What are the advantage of using indirect rendering in OpenGL?

viktorzeid picture viktorzeid · Oct 23, 2013 · Viewed 10.8k times · Source

I read that the APIs like glDrawElementsIndirect, glDrawArraysIndirect help us in indirect rendering. Indirect rendering is different from direct in the way that the rendering parameters like "number of vertex attributes", "number of instances to draw", "starting vertex attribute from buffer object" etc are provided in a buffer object by the GPU itself rather than being provided by the CPU in the draw call.

I understood that. It also explained that the advantage is that it gets rendered faster because there is no CPU interaction involved. But wait, wasn't it the CPU that actually made the render call? It still specified the rendering mode (GL_TRIANGLES etc). It also possibly loaded the vertex attributes.

So is all the perf gain in indirect rendering being accounted for by just not having to pass these tiny variables : "count", "primitive count", "first vertex attribute", "instance count" ? This doesn't make much sense to me. (It is not changing any state either)

Answer

Damon picture Damon · Oct 23, 2013

The performance gain is often not so much due to passing some small variable like "count" or "instance count", but due to knowing these. In order to know these values, you must do a round trip to the CPU, which is only possible after the result is available, i.e. after a server sync (plus it adds the latency of the bus).

Say you are using transform feedback with a geometry shader. This means no matter what you feed in, you don't really know what comes out on the other end, not before the batch has finished and you've queried the counts, anyway.
Indirect rendering addresses this, you don't need to know and actually you don't want to know. The information goes into a buffer object, and the GPU can access it without your intervention.

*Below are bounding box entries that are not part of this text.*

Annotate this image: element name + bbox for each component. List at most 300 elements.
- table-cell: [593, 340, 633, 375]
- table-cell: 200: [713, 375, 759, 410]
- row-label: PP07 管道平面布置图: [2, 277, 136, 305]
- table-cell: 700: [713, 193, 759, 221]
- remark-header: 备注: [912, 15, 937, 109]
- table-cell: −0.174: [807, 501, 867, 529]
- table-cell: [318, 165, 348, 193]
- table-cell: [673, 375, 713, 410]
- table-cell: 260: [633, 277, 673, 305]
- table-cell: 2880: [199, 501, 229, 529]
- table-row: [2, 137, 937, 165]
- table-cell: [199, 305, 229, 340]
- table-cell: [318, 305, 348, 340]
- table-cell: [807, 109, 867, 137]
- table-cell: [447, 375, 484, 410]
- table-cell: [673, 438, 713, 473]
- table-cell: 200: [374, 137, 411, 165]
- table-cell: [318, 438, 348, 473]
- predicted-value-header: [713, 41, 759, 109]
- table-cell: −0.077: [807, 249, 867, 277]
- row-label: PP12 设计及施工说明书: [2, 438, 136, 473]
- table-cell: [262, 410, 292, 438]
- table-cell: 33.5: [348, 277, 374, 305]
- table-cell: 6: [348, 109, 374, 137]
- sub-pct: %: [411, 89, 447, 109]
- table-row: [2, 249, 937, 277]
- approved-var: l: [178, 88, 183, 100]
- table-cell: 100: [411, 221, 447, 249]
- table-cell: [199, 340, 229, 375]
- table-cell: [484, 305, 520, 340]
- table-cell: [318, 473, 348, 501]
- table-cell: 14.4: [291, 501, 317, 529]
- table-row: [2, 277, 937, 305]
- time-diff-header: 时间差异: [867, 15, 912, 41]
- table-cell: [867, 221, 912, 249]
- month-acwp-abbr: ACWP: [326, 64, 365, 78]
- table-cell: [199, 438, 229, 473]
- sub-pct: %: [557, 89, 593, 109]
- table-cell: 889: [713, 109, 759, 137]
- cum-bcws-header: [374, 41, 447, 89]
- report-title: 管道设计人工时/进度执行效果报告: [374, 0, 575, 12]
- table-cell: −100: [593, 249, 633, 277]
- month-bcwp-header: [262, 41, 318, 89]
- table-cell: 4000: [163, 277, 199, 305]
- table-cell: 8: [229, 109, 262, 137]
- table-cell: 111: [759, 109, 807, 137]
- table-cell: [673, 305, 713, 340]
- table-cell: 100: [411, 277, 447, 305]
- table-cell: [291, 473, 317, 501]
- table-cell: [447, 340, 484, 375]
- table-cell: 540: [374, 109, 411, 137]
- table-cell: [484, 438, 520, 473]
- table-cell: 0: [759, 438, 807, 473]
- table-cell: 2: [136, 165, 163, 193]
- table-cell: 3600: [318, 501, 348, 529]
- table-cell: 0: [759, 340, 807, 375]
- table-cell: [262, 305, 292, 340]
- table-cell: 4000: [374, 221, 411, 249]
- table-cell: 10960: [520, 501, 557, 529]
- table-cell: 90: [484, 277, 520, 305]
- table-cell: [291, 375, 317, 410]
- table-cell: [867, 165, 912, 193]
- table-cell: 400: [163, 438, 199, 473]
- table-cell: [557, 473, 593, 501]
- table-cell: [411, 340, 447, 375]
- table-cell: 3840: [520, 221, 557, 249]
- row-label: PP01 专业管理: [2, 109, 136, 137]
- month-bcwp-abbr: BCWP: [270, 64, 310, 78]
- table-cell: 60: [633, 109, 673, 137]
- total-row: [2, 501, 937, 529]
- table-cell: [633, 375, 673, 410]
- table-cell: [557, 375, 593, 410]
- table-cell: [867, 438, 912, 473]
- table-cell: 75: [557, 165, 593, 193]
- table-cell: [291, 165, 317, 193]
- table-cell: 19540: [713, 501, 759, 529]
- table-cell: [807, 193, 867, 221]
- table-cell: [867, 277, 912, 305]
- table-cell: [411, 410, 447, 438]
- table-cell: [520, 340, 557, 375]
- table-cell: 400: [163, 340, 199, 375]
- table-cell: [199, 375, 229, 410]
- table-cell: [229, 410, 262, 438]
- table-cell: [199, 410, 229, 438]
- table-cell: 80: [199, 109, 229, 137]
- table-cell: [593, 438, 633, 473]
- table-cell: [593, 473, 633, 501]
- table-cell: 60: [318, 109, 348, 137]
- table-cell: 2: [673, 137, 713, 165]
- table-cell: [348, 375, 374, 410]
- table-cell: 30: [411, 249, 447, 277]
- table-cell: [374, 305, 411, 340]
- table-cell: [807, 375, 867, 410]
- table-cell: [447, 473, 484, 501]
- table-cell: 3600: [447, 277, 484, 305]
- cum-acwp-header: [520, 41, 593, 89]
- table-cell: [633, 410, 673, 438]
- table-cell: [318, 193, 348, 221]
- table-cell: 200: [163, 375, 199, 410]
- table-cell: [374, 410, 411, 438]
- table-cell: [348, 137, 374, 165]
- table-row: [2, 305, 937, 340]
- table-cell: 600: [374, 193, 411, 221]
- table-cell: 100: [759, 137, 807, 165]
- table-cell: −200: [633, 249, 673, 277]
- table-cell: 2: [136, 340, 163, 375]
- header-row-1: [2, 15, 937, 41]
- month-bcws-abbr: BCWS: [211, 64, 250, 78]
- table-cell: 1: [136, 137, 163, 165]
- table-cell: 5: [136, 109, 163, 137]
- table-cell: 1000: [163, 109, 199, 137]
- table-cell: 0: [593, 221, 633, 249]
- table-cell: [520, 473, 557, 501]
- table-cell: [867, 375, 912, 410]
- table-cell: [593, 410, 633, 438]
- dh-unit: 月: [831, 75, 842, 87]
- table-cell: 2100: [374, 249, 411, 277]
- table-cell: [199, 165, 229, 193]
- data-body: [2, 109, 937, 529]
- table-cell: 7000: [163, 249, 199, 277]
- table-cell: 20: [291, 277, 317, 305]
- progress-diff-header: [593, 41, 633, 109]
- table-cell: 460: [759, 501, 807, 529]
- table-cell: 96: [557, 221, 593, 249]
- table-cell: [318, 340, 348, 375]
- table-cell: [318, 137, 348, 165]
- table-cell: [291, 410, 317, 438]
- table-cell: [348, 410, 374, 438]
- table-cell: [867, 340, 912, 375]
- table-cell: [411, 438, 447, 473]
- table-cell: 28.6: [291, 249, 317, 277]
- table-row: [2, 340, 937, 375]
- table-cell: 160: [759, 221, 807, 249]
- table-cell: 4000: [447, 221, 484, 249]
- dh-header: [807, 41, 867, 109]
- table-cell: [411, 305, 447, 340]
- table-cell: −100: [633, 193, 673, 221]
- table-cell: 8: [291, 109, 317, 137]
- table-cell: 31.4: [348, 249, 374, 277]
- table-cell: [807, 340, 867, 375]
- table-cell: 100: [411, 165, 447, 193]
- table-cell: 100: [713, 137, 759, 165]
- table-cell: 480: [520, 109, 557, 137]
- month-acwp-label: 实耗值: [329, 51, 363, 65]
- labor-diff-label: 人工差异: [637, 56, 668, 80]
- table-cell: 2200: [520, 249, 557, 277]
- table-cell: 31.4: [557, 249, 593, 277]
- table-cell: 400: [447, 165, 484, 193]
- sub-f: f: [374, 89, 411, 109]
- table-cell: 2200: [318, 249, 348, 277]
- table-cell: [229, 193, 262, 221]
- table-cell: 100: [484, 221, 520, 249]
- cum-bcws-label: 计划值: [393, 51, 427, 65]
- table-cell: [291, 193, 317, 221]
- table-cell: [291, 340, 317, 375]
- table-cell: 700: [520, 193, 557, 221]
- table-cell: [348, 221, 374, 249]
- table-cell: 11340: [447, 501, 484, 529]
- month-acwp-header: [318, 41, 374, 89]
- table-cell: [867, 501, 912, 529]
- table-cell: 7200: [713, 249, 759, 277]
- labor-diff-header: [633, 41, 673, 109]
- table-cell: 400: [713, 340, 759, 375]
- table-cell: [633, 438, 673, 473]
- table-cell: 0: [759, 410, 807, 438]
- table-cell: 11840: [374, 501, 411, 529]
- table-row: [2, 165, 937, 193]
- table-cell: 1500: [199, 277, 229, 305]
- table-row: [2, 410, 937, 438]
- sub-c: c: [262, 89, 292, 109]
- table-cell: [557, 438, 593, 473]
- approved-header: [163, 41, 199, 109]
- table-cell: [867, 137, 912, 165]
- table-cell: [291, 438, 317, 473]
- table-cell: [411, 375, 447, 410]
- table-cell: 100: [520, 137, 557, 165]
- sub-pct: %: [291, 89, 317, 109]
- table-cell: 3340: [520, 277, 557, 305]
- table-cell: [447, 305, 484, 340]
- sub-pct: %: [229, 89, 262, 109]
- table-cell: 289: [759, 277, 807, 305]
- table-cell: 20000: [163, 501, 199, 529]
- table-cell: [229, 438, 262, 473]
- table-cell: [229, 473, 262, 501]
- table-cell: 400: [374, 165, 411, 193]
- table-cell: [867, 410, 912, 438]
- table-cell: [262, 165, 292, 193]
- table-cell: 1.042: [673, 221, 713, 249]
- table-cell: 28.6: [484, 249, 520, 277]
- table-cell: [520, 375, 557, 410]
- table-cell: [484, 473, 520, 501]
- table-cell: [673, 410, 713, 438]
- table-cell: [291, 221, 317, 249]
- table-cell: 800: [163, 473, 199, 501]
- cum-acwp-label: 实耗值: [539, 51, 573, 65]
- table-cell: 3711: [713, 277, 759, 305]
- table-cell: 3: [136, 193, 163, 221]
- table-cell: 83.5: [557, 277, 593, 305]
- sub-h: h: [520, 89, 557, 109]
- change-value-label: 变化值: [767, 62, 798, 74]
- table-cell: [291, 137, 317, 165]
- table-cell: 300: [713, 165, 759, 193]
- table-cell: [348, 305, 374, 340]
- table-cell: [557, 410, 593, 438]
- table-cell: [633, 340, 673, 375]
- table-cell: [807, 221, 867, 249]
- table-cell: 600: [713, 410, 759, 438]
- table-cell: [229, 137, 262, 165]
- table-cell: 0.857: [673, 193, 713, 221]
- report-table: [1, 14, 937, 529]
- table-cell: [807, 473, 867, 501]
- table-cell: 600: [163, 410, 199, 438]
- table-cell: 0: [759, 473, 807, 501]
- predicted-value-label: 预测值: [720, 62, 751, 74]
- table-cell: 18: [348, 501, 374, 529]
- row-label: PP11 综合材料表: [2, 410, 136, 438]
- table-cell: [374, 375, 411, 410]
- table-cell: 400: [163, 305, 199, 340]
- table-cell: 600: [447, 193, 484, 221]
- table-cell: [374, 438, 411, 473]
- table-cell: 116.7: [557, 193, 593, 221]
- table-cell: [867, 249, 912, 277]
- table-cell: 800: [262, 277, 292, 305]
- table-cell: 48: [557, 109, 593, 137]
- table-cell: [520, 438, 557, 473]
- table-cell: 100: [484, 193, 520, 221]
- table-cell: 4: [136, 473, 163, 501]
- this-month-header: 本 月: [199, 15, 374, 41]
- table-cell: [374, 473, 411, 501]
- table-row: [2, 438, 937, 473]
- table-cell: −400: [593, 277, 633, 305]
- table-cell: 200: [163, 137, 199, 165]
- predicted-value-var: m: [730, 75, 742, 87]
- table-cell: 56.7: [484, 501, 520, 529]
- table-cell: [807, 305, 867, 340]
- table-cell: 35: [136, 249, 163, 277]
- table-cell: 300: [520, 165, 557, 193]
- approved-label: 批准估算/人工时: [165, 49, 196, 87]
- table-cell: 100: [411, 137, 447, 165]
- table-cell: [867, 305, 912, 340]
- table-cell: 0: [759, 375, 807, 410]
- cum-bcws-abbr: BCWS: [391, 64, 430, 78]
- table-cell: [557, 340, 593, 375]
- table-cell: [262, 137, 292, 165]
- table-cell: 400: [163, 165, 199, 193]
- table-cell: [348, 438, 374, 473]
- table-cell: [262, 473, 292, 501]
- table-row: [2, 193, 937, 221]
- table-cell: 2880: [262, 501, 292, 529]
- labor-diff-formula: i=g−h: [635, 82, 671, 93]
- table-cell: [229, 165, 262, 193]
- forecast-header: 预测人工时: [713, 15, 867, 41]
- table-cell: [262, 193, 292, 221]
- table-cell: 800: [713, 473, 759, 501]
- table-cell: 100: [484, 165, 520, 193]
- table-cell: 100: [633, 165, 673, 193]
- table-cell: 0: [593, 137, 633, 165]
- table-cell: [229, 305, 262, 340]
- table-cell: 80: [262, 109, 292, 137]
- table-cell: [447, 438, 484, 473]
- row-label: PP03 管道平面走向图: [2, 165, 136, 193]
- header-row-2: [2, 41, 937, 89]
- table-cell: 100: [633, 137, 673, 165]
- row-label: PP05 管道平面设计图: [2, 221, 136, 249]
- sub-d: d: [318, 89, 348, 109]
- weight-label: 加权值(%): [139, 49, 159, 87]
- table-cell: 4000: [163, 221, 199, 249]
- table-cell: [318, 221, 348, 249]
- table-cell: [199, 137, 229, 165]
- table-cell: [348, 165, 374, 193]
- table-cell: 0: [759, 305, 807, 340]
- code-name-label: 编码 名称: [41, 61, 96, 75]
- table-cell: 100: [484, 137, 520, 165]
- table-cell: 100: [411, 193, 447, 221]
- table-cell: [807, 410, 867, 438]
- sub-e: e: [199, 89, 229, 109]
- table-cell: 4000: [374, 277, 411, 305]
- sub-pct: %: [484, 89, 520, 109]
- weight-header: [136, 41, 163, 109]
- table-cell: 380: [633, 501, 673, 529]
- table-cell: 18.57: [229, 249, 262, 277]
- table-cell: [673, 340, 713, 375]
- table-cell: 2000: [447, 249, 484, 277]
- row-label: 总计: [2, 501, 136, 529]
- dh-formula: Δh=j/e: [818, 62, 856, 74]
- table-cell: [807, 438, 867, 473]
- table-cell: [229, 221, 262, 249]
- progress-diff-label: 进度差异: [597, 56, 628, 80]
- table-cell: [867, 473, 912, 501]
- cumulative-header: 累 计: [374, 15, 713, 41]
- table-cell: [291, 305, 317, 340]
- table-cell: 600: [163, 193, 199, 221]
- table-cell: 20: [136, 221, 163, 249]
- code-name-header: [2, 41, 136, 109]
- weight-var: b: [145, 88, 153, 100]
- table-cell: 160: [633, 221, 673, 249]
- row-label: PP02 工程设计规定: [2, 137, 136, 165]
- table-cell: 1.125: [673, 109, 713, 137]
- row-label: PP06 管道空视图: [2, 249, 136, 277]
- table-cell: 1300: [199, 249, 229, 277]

That's analogous to conditional rendering. Actually you could skip the whole thing of conditional rendering, couldn't you. Instead of submitting commands to the command queue that will maybe not get executed (how inefficient!), you could run your occlusion query and see whether it passes or not, and then decide whether to submit those objects that you want to draw.
Except this means you must wait until the query (and thus the previous batch) is finished, sync, and do a PCIe transfer before making this decision. During this time, the GPU likely stalls, and then you've still not set up the right buffers/textures and submitted commands. In reality, it is therefore much more efficient to speculatively submit commands and let the driver/GPU decide whether to discard them or whether to draw them.

That's also the idea behind ARB_query_buffer_object, which lets you read a query result into a buffer object.

EDIT:
Also, indirect rendering allows for much more efficient submission of render command batches (especially in combination with persistent mappings) which may avoid much or all of the server/client and CPU/GPU synchronizations normally present and may come from another processor core and saves the per-drawcall fixed overhead. See pages 62 onward in Cass Everitt's talk.